Somut olayda, adam öldürmeye teşebbüs, kasten silahla yaralama ve ruhsatsız silah bulundurmak suçlarına ilişkin kesin hükümde değişiklik davasının duruşmalı yapılarak karar verilmesi gerektiği gözetilmeden, evrak üzerinde inceleme sonucu verilmesi, yasaya aykırıdır.
Bu nedenle kanun yararına bozma isteminde ileri sürülen neden yerindedir. Mahkemenin verdiği karar temyiz yasa yoluna tabi bulunmaktadır. Duruşmalı olarak verilmesi gereken kararın evrak üzerinde inceleme neticesinde verilmesi kanun yolunu değiştirmez.
Mahkemece, kararın tebliğinden itibaren 7 gün içerisinde CMK.nun 260. maddesinde belirtilen ilgililer tarafından mahkemeye verilecek bir dilekçe veya zabıt katibine beyanda bulunmak suretiyle veya mahkemeye gönderilmek üzere ilgililerin bulundukları yer mahkemesine verecekleri dilekçe ile hükümlünün kararın tebliğinden itibaren 7 gün içerisinde hükümlü bulunduğu Ceza İnfaz Kurumu Müdürüne beyanda bulunmak veya bu hususta bir dilekçe vermek suretiyle itiraz edilebileceği belirtilerek, itiraz yolu açık olmak üzere karar verilmiştir.

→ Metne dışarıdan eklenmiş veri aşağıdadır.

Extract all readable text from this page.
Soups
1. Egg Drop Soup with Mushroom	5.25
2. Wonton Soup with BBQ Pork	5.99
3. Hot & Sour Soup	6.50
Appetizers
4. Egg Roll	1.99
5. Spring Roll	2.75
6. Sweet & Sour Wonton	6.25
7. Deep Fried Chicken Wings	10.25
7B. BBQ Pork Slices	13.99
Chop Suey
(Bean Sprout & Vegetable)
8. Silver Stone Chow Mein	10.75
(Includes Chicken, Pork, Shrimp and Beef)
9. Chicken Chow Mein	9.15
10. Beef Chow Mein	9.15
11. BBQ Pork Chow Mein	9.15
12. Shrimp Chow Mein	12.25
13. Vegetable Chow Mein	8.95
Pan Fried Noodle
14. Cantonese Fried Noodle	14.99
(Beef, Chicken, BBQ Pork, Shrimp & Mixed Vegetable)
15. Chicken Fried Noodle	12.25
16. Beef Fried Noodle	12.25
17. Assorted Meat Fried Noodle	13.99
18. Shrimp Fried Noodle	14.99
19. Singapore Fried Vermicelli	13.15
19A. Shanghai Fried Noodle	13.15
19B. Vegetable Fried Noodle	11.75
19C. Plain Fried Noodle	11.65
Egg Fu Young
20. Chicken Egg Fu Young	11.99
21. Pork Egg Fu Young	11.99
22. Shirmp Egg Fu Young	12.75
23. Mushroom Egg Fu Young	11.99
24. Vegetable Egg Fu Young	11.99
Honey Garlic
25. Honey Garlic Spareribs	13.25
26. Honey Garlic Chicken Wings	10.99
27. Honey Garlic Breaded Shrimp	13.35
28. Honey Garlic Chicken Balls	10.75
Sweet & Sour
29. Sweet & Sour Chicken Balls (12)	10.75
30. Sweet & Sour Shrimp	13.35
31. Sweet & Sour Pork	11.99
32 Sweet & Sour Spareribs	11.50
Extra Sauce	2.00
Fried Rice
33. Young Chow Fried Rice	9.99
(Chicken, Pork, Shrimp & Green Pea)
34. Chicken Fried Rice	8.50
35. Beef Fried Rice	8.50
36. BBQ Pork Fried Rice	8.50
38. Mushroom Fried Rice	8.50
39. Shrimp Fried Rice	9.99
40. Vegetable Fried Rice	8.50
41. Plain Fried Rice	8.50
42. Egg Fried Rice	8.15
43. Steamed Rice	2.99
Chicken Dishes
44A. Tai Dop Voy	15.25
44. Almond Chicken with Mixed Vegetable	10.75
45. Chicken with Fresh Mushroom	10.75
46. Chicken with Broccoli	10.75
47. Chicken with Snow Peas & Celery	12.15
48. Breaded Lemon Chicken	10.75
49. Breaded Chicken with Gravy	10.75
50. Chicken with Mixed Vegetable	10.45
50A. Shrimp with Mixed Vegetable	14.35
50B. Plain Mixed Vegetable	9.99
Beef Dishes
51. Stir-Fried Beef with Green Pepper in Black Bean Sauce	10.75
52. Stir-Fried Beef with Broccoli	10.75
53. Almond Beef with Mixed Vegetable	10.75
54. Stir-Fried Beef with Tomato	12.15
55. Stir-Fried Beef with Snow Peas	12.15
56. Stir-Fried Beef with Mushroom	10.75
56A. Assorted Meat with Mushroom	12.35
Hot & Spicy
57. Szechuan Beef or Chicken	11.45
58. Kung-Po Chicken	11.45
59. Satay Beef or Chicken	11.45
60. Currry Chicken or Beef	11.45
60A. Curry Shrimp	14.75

Görüldüğü üzere; mahkeme hüküm fıkrasında, kanun yoluna başvurma hakları bulunan ilgililer için kanun yolunun süresini, kanun yoluna başvuru şeklini ve başvurunun hangi makama yapılacağın yasal düzenlemelere uygun bir biçimde göstermiş bulunmaktadır. Yalnızca, kanun yolunu yanlış olarak temyiz yerine itiraz olarak belirtmiştir. Ancak, kanun yolunun temyiz yerine itiraz olarak gösterilmesi, ilgililerin yasa yoluna başvuru haklarını ortadan kaldırıcı, etkin bir biçimde kullanılmasını engelleyici nitelikte değildir. Hükümlü veya müdahiller tarafından itiraz yasa yoluna başvurulması halinde, başvurunun doğru mercie gönderilmesi ve istemin temyiz olarak incelenmesi mümkün bulunmaktadır. Başka bir anlatımla, (kanun yolunun ve merciin belirlenmesinde yanılgı halinde) ilgililerin kanun yollarına başvurma hakları, 5271 sayılı CMK.nun 264. maddesi hükmü uyarınca güvence altına alınmış bulunmaktadır.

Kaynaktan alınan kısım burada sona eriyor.